Je ne m’en souviens pas, j’estime même que c’est impossible.
Je vais vous indiquer un autre cas où vous avez dupé des neutres, et cette fois, des amis : les Espagnols. Voulez-vous considérer le document C-105. Monsieur le Président, il s’agit d’un nouveau document que je dépose sous le numéro GB-455. C’est un extrait du journal de guerre de l’État-Major naval, en date du 19 décembre 1940. (Au témoin.) C’est vous qui teniez personnellement le journal de guerre de l’État-Major naval à ce moment, n’est-ce pas ?
Non, je ne l’ai pas tenu, mais signé.
Vous le signiez, mais le lisiez-vous avant de le signer ?
Les passages essentiels, oui.
Regardez le litre : « Informations en provenance des neutres », et puis la rubrique : « Espagne » :
« Suivant rapport de l’attaché naval, un vapeur de pêche espagnol a été coulé par un sous-marin de nationalité inconnue entre Las Palmas et le cap Juby. L’équipage a été mitraillé dans les embarcations de sauvetage. Trois hommes gravement atteints. Débarqués à Las Palmas, le 18 décembre. On soupçonne les Italiens (éventuellement aussi le U-37). »
Et le 20 décembre, le lendemain :
« Le Commandant en chef de la flotte sous-marine sera mis au courant information espagnole relative torpillage vapeur de pêche espagnol par sous-marin de nationalité inconnue, le 16 décembre, entre Las Palmas et cap Juby, et prié d’examiner la question.

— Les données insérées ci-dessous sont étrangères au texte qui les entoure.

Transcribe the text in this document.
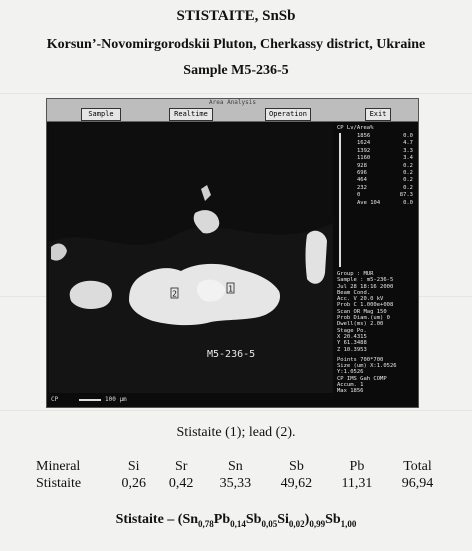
STISTAITE, SnSb
Korsun’-Novomirgorodskii Pluton, Cherkassy district, Ukraine
Sample M5-236-5
Area Analysis
Sample	Realtime	Operation	Exit
2
1
M5-236-5
CP	100 µm
CP Lv/Area%
1856	0.0
1624	4.7
1392	3.3
1160	3.4
928	0.2
696	0.2
464	0.2
232	0.2
0	87.3
Ave 104	0.0
Group : MUR
Sample : m5-236-5
Jul 28 18:16 2000
Beam Cond.
Acc. V 20.0 kV
Prob C 1.000e+008
Scan OR Mag 150
Prob Diam.(um) 0
Dwell(ms) 2.00
Stage Po.
X 20.4315
Y 61.3488
Z 10.3953
Points 700*700
Size (um) X:1.0526
Y:1.0526
CP IMS Gah COMP
Accum. 1
Max 1856
Stistaite (1); lead (2).
Mineral	Si	Sr	Sn	Sb	Pb	Total
Stistaite	0,26	0,42	35,33	49,62	11,31	96,94
Stistaite – $(Sn_{0,78}Pb_{0,14}Sb_{0,05}Si_{0,02})_{0,99}Sb_{1,00}$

« On certifiera, sous la propre responsabilité de l’État-Major naval, à notre attaché naval à Madrid, qu’il ne peut être question de sous-marin allemand dans ce torpillage. »
Vous teniez pour possible, quand vous avez rendu compte de cela, qu’il se fût agi du 17-37, n’est-ce pas ?
Il me semble avoir appris entre temps qu’il ne s’agissait pas du U-37.
Je vais continuer à lire. En date du 21 décembre :
« Le U-37 signale : une torpille lancée contre un pétrolier du type Kopbard (7329) a dévié et probablement touché sous-marin Amphitrite qui convoyait le pétrolier. Pétrolier incendié. Vapeur espagnol St-Carlos (300) sans signes distinctifs coulé avec artillerie. Restent neuf torpilles. « D’après ce qui précède, le U-37 a donc torpillé le pétrolier français Rhône et le sous-marin Sfax, de même que le vapeur de pêche espagnol. »
Ensuite, nous trouvons dans la remarque suivante :
« Nous continuerons à prétendre vis-à-vis de l’étranger que dans cette affaire de torpillage il ne peut être question, étant donné le secteur mentionné, de sous-marin allemand ou italien. »
Maintenez-vous toujours que vous n’avez pas cherché à duper les neutres ?
Il s’agit là très nettement d’une manœuvre pour tromper les neutres. Je ne peux me rappeler cependant pour quelles raisons particulières on en avait décidé ainsi.
C’est pourtant peu honorable, n’est-ce pas ! Considérez-vous cette conduite à l’honneur de la Marine allemande ?
Non. Cela...
L’accusé Raeder a-t-il signé le journal de guerre ?
Parfaitement.
Avez-vous communiqué à l’accusé Dönitz la réponse que vous avez faite aux Espagnols et aux Norvégiens ?
Je ne m’en souviens plus.
Il devrait en avoir reçu une copie n’est-ce pas ?
Je ne vous ai pas compris.
Vous auriez dû lui envoyer une copie de votre note au ministère des Affaires étrangères, n’est-ce pas ?
C’est possible.
Colonel Phillimore, la signature de l’accusé Raeder figure-t-elle au bas du document C-105 ?
Monsieur le Président, je regrette, mais je ne l’ai pas vérifié. Cependant, comme l’a confirmé le témoin, c’était lui qui signait habituellement le journal de guerre, et le Commandant en chef le signait également, de temps en temps. (Au témoin.) C’est exact, n’est-ce pas, témoin ?
Oui. A la page suivante, au 21 décembre, figurent aussi bien ma signature que celles des amiraux Fricke et Schniewind et celle du Grand-Amiral Raeder.
Monsieur le Président, je serais très reconnaissant au Ministère Public de bien vouloir me remettre également les documents concernant l’accusé Raeder. On ne m’a remis aucun de ces documents et il m’est relativement difficile de me faire une idée de la question.
Je m’en excuse, Monsieur le Président, c’est de ma faute. Je vais m’assurer que, dès ce soir, le Dr Siemers entrera en possession de ces copies.
Nous allons maintenant lever l’audience jusqu’à demain matin.